The circle area formulas calculate the space enclosed by a circle or a portion of it — covering the full circle, semicircle, sector, ring, and segment.
Quick Reference:
Full circle: $A = \pi r^2$ Semicircle: $A = \dfrac{\pi r^2}{2}$
Sector (angle in degrees): $A = \dfrac{\theta}{360} \times \pi r^2$
Sector (angle in radians): $A = \dfrac{1}{2}r^2\theta$ Ring /
Annulus: $A = \pi(R^2 - r^2)$ Segment: $A = \dfrac{r^2}{2}(\theta - \sin\theta)$ (angle in radians)
Constant: $\pi \approx 3.14159$
Used in: Geometry, mensuration, engineering, Class 10 board exams
1. Area of a Circle
The area of a full circle with radius $r$ is:
$$A = \pi r^2$$
This formula measures the total flat space enclosed inside the circle's boundary. It follows from the integral of concentric rings of width $dr$ from 0 to $r$, or from the limit of inscribed polygons.
2. Area of a Semicircle
A semicircle is exactly half a circle. Its area is:
$$A = \frac{\pi r^2}{2}$$
The perimeter of a semicircle (the full boundary, including the diameter) is $\pi r + 2r = r(\pi + 2)$.
3. Area of a Sector
A sector is a "pizza slice" — the region between two radii and the arc they subtend.
When angle $\theta$ is in degrees: $$A = \frac{\theta}{360} \times \pi r^2$$
When angle $\theta$ is in radians: $$A = \frac{1}{2}r^2\theta$$
The two forms are equivalent: substituting $\theta_{\text{rad}} = \frac{\theta_{\text{deg}} \times \pi}{180}$ converts between them.
4. Area of a Ring (annulus)
A ring (annulus) is the region between two concentric circles with radii $R$ (outer) and $r$ (inner), where $R > r$:
$$A = \pi R^2 - \pi r^2 = \pi(R^2 - r^2)$$
This formula also factors as $\pi(R + r)(R - r)$ — useful when the sum and difference of the radii are given directly.

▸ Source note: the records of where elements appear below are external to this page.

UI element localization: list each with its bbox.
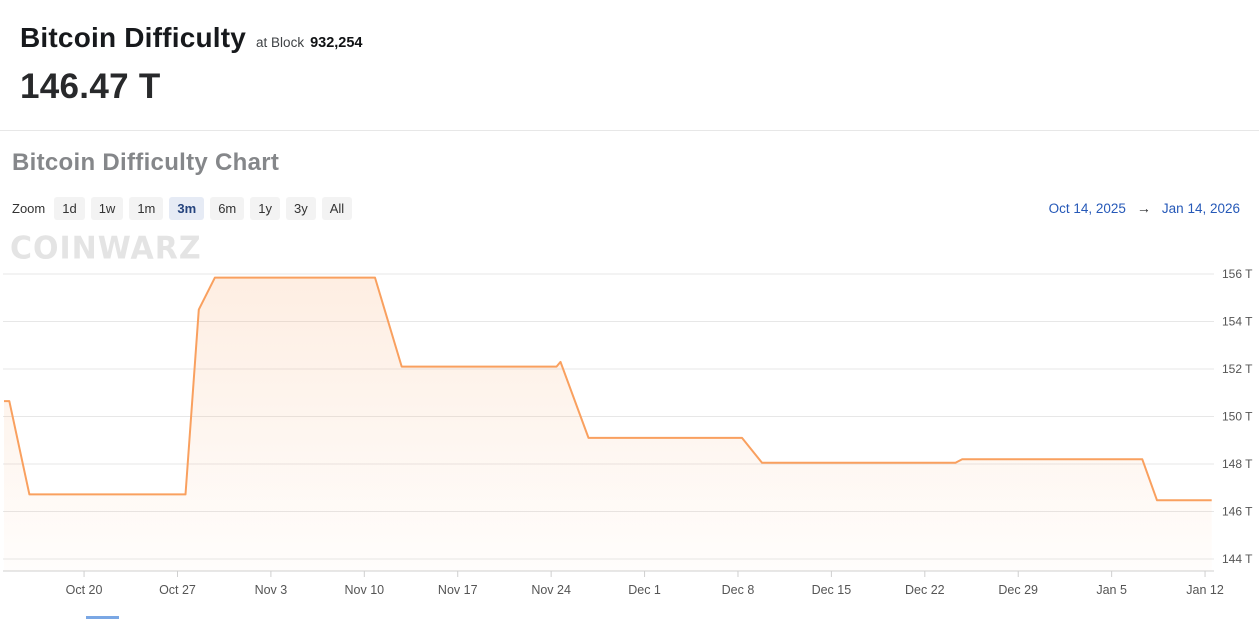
at-block-label: at Block <box>256 35 305 50</box>
zoom-button-3m[interactable]: 3m <box>169 196 205 220</box>
x-axis-label: Oct 27 <box>159 583 196 597</box>
chart-section: Bitcoin Difficulty Chart Zoom 1d 1w 1m 3… <box>0 131 1259 612</box>
difficulty-line <box>4 276 1212 502</box>
title-row: Bitcoin Difficulty at Block 932,254 <box>20 22 1239 54</box>
zoom-label: Zoom <box>12 200 46 216</box>
y-axis-label: 156 T <box>1222 267 1253 281</box>
x-axis-label: Dec 8 <box>722 583 755 597</box>
x-axis-label: Dec 15 <box>812 583 852 597</box>
partially-visible-element <box>86 616 119 619</box>
range-end-link[interactable]: Jan 14, 2026 <box>1161 200 1240 216</box>
range-start-link[interactable]: Oct 14, 2025 <box>1048 200 1126 216</box>
y-axis-label: 152 T <box>1222 362 1253 376</box>
zoom-button-6m[interactable]: 6m <box>210 196 245 220</box>
zoom-button-3y[interactable]: 3y <box>285 196 316 220</box>
x-axis-label: Nov 17 <box>438 583 478 597</box>
y-axis-label: 154 T <box>1222 315 1253 329</box>
current-difficulty-value: 146.47 T <box>20 67 161 106</box>
chart-canvas[interactable]: 156 T 154 T 152 T 150 T 148 T 146 T 144 T Oct 2… <box>3 229 1256 612</box>
y-axis-label: 146 T <box>1222 505 1253 519</box>
header: Bitcoin Difficulty at Block 932,254 146.… <box>0 0 1259 131</box>
x-axis-label: Dec 29 <box>998 583 1038 597</box>
date-range: Oct 14, 2025 → Jan 14, 2026 <box>1049 200 1247 216</box>
chart-heading: Bitcoin Difficulty Chart <box>12 149 280 176</box>
page-title: Bitcoin Difficulty <box>20 22 247 53</box>
x-axis-label: Oct 20 <box>66 583 103 597</box>
difficulty-area <box>4 277 1212 571</box>
x-axis-label: Jan 5 <box>1096 583 1127 597</box>
zoom-button-1y[interactable]: 1y <box>250 196 280 220</box>
y-axis-label: 150 T <box>1222 410 1253 424</box>
y-axis-label: 144 T <box>1222 552 1253 566</box>
zoom-button-1d[interactable]: 1d <box>54 196 85 220</box>
y-axis-label: 148 T <box>1222 457 1253 471</box>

5. Area of a Circular Segment
A segment is the region between a chord and the arc it cuts off. For a central angle $\theta$ (in radians) and radius $r$:
$$A = \frac{r^2}{2}(\theta - \sin\theta)$$
The segment area equals the sector area minus the triangle area formed by the two radii and the chord.
Variable Key
Symbol | Meaning |
|---|---|
$r$ | Radius of the circle |
$R$ | Outer radius (in ring problems) |
$d$ | Diameter; $d = 2r$ |
$\theta$ | Central angle (degrees or radians — specify which) |
$\pi$ | Pi ≈ 3.14159 |
$A$ | Area (in square units: cm², m²) |
Worked Examples of Circle
Example 1: Area of a circle
Find the area of a circle with radius 7 cm. (Use $\pi = \frac{22}{7}$.)
$$A = \pi r^2 = \frac{22}{7} \times 7^2 = \frac{22}{7} \times 49 = 22 \times 7 = 154 \text{ cm}^2$$
Final answer: 154 cm²
Example 2: Area of a sector
A sector has radius 6 cm and central angle 60°.
$$A = \frac{60}{360} \times \pi \times 6^2 = \frac{1}{6} \times \pi \times 36 = 6\pi \approx 18.85 \text{ cm}^2$$
Final answer: $6\pi \approx 18.85$ cm²
Example 3: Area of a ring
A ring has outer radius 10 cm and inner radius 6 cm.
$$A = \pi(R^2 - r^2) = \pi(100 - 36) = 64\pi \approx 201.06 \text{ cm}^2$$
Final answer: $64\pi \approx 201.06$ cm²
Origin
The area formula $A = \pi r^2$ was rigorously proved by Archimedes of Syracuse (c. 287–212 BCE) in Measurement of a Circle, showing that the area of a circle equals that of a right triangle with legs equal to the circumference and the radius. His method of exhaustion — approximating the circle with inscribed and circumscribed polygons — was a precursor to integral calculus by nearly 2,000 years.
Common Confusions With Circle Area Formulas
The area formula uses radius squared ($r^2$), not diameter squared. Using diameter in place of radius gives four times the correct area. Always halve the diameter before substituting.
Area is in square units (cm², m²); circumference is in plain units (cm, m). A common exam error is writing the area with a non-squared unit.
The sector formula requires the angle to be in the correct form. The degree formula uses $\frac{\theta}{360}$; the radian formula uses $\frac{1}{2}r^2\theta$. Mixing the two forms without converting gives a wrong answer.